Sarah is logging 2 hours on Acme Tax in March 2026.

  • There's a rate card with user_id = Sarah and client_id = Acme Tax at $250/hr, effective Jan 1, Dec 31 2026.
  • There's also a firm-wide card (user_id, project_id, client_id all null) at $200/hr.
  • Sarah's user default is $225/hr.

The rate-card query returns both cards (both effective). The user+client card has specificity 2; the firm-wide card has specificity 0. The user+client card wins. The entry bills at $250/hr.

If only the firm-wide card existed, that would match at specificity 0, the user default of $225 wouldn't be reached, because rate cards short-circuit the chain at step 1.

Creating a rate card

  1. Open Admin → Rate cards.
  2. Click New rate card.
  3. The modal asks for:
    • Client, dropdown of clients, or Any client (leave it blank for a firm-wide card).
    • User, dropdown of users, or Any user.
    • Hourly rate (USD), entered in dollars, e.g. 250.00. The backend stores it as cents.
    • Effective from, required.
    • Effective to, optional. Leave blank for an indefinite card.
  4. Click Add.

The current UI doesn't expose a Project (project) dropdown, even though the backend supports a project filter, you can't set one from the web today. (Coming soon.) For now, project-specific rates come from the project's own default_hourly_rate_cents, set when the project is created from the desktop app.

The card is live as soon as it saves. Existing entries aren't repriced, rate resolution runs at the moment an entry is rendered on a report, against the entry's started_at date. Future entries pick up the new card from the Effective from date forward.

Deleting a rate card

Each row on the list has a Delete button. A native browser confirm() dialog asks you to confirm with the warning: "Past entries already billed at this rate keep their amount; future entries reroll."
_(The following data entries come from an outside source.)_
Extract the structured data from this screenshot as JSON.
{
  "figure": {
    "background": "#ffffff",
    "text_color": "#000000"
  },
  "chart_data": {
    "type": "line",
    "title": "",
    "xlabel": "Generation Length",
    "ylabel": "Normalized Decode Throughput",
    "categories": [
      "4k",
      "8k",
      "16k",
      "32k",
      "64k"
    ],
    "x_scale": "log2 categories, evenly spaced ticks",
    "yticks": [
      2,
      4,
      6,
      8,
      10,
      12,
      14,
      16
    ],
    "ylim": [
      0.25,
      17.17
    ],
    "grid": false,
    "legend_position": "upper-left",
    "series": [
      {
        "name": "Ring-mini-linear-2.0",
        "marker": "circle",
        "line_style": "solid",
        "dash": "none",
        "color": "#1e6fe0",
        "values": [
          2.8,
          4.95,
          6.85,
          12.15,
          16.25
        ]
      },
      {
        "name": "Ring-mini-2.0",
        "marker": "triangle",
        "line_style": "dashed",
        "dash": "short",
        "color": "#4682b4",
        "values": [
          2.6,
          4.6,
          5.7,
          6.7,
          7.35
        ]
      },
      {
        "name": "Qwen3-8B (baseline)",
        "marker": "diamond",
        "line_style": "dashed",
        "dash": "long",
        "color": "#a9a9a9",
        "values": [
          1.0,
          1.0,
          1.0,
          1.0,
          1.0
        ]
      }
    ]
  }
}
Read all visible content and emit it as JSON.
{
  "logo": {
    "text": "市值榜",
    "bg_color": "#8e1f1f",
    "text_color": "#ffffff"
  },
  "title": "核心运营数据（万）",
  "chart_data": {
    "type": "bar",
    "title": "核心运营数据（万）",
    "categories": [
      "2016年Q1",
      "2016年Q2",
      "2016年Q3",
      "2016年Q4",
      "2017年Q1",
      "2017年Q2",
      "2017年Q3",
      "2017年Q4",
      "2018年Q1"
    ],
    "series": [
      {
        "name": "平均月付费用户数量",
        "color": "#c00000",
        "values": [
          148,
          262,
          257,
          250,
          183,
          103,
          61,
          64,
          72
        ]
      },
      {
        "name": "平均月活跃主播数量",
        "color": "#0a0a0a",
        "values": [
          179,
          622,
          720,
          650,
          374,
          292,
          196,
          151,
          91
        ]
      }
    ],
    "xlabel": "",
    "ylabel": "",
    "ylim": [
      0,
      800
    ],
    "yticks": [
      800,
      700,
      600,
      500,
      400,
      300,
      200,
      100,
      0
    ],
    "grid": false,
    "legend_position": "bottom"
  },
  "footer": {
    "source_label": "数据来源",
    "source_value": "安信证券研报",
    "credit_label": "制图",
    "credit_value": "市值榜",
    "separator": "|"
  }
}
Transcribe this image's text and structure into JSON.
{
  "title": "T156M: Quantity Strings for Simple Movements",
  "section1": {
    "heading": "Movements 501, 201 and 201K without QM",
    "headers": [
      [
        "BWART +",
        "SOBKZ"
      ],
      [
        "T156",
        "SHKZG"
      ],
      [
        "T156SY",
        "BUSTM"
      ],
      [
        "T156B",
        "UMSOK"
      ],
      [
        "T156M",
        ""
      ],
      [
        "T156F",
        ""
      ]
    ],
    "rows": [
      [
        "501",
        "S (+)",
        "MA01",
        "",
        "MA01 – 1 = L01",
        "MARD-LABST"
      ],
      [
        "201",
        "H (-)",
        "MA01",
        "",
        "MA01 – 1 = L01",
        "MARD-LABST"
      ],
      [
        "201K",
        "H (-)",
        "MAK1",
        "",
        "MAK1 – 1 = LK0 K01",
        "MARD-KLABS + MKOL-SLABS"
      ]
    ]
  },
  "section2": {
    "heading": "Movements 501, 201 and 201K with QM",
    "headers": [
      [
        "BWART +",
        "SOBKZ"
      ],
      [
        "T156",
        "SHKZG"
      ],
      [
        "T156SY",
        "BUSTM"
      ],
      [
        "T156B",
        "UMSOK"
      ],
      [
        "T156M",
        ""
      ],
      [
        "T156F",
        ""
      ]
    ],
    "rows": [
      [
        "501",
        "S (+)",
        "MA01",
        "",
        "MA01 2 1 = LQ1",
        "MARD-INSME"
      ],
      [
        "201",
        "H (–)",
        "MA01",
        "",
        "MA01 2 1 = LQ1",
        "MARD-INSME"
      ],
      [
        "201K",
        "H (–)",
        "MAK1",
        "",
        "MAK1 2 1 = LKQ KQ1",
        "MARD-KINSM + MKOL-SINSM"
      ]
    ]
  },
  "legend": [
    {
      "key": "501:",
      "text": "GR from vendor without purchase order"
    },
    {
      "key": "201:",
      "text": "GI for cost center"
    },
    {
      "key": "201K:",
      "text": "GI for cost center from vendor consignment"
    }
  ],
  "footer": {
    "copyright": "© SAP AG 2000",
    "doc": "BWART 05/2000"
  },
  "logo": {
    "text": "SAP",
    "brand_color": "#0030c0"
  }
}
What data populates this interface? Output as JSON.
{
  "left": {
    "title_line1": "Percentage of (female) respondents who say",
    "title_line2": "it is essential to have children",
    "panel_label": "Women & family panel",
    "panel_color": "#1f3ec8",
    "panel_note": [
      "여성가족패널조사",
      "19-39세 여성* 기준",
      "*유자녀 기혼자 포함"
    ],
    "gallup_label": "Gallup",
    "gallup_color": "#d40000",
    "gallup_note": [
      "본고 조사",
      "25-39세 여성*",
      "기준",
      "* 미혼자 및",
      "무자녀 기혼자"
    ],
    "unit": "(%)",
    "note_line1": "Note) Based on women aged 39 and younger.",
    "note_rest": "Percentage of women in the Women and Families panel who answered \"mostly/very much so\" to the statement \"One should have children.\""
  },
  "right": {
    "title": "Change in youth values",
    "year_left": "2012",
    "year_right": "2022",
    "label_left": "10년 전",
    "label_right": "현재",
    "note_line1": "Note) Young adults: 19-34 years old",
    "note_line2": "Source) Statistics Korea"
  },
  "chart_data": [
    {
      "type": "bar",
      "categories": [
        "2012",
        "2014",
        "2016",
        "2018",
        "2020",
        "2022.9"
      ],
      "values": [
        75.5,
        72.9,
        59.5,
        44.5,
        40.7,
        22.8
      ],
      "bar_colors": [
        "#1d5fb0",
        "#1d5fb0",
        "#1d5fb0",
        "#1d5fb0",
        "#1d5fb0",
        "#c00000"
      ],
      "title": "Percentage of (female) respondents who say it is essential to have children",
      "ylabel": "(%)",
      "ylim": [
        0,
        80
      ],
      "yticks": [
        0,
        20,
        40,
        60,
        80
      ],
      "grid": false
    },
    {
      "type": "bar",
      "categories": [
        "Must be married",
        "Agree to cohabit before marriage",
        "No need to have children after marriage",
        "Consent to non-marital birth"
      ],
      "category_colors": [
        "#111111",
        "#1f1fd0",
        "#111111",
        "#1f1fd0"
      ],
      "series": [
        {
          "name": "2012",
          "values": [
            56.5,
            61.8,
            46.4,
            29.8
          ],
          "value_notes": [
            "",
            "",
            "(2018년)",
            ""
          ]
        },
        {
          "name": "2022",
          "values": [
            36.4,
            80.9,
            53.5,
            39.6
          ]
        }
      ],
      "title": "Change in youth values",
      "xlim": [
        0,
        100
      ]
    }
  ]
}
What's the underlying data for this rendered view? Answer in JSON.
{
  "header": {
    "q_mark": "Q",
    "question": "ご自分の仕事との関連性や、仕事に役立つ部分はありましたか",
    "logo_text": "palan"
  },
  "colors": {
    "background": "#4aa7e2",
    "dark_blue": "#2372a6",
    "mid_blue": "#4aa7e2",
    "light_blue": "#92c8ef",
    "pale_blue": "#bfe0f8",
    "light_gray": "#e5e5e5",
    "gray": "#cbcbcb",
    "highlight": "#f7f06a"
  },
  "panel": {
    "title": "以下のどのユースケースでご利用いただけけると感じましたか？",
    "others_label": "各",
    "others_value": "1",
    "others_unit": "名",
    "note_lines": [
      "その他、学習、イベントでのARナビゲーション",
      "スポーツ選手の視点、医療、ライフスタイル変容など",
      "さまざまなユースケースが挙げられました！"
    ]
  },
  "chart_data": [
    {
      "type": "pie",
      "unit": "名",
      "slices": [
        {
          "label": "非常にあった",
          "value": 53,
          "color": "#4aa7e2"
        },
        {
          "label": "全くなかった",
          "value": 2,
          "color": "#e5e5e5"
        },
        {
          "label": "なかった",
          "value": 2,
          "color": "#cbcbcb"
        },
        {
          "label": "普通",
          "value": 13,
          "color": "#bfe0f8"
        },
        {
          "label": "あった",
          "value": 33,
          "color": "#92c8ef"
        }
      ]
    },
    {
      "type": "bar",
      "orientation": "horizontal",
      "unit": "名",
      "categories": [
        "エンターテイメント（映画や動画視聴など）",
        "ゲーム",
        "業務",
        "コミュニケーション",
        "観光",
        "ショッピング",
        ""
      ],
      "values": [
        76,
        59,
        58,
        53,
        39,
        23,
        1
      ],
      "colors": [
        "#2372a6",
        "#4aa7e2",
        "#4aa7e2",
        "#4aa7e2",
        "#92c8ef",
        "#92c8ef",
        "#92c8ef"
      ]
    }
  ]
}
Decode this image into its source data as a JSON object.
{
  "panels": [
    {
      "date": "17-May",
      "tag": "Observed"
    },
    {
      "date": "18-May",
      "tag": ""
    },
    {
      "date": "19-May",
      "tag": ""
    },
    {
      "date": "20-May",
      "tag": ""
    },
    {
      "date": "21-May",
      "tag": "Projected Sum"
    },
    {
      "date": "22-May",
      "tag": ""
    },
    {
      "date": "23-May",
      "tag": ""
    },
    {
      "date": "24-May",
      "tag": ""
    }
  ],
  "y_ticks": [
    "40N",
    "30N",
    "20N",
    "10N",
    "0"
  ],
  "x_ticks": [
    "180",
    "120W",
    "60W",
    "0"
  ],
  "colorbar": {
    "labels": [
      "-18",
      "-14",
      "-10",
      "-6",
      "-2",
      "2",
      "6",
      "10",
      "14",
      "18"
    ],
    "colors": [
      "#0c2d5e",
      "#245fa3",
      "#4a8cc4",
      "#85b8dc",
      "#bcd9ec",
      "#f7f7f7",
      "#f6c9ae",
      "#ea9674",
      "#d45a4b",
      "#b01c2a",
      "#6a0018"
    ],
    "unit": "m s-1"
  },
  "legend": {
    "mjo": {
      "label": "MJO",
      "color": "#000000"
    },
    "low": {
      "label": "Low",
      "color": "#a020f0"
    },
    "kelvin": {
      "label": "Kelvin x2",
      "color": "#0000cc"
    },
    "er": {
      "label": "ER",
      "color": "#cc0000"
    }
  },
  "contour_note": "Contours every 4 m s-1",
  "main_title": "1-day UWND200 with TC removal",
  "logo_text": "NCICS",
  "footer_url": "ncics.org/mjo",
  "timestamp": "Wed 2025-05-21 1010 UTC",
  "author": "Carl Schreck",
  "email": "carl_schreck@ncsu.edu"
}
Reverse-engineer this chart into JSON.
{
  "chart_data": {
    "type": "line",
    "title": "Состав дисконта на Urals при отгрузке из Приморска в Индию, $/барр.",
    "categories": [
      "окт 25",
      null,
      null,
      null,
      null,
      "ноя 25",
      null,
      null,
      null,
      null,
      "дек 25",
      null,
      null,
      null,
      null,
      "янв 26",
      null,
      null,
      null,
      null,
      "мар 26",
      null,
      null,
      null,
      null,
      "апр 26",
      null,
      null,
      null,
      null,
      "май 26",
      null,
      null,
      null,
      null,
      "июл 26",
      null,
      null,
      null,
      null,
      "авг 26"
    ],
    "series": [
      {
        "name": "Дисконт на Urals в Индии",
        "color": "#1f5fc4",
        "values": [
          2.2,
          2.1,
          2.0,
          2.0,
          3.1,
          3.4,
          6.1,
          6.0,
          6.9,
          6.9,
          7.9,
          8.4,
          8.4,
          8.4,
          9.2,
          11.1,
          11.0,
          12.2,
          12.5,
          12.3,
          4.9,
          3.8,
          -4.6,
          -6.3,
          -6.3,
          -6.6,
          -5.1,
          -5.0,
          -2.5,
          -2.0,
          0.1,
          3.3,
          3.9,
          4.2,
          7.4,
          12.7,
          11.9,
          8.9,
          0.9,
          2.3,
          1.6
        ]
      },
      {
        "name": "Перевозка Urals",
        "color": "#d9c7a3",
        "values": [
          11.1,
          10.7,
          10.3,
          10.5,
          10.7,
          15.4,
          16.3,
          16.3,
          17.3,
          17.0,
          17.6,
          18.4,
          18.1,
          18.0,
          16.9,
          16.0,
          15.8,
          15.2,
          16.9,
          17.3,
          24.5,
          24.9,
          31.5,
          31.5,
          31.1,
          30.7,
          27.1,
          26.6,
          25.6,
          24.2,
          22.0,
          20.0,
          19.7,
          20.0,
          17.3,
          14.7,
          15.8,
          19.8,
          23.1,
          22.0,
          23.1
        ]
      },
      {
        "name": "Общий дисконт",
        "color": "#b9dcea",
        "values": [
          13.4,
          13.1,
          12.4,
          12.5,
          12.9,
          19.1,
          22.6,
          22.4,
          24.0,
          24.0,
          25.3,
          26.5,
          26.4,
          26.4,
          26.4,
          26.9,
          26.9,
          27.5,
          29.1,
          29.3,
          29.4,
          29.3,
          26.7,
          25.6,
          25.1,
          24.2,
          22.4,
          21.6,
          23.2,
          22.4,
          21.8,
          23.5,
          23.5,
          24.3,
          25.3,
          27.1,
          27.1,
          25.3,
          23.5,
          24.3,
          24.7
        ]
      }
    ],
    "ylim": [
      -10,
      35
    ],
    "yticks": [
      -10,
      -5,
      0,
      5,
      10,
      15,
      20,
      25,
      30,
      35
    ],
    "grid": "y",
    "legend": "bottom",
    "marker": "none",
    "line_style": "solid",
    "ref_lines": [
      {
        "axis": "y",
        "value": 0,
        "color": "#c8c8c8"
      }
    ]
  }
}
There's no in-place edit modal today. If you want to change a rate mid-year, the clean pattern is to set the old card's Effective to to the boundary, then create a new card with Effective from the next day. Doing this means a report run across the boundary shows the correct rate on each side.

(Today there's also no edit-effective-to button, you'd delete the old card and recreate it with the cutover dates. That works but loses the historical card row. A proper "expire" action is on the polish list.)

Tips

  • Most firms don't need many cards. A handful of user-or-client overrides on top of per-user defaults usually covers it.
  • Use scopes that match how you actually price work. If every client bills at the staffer's standard rate, you barely need cards at all.
  • Keep effective dates honest. Don't just edit a card to a new rate mid-year, expire it and create a new one, so the audit trail shows what rate applied when.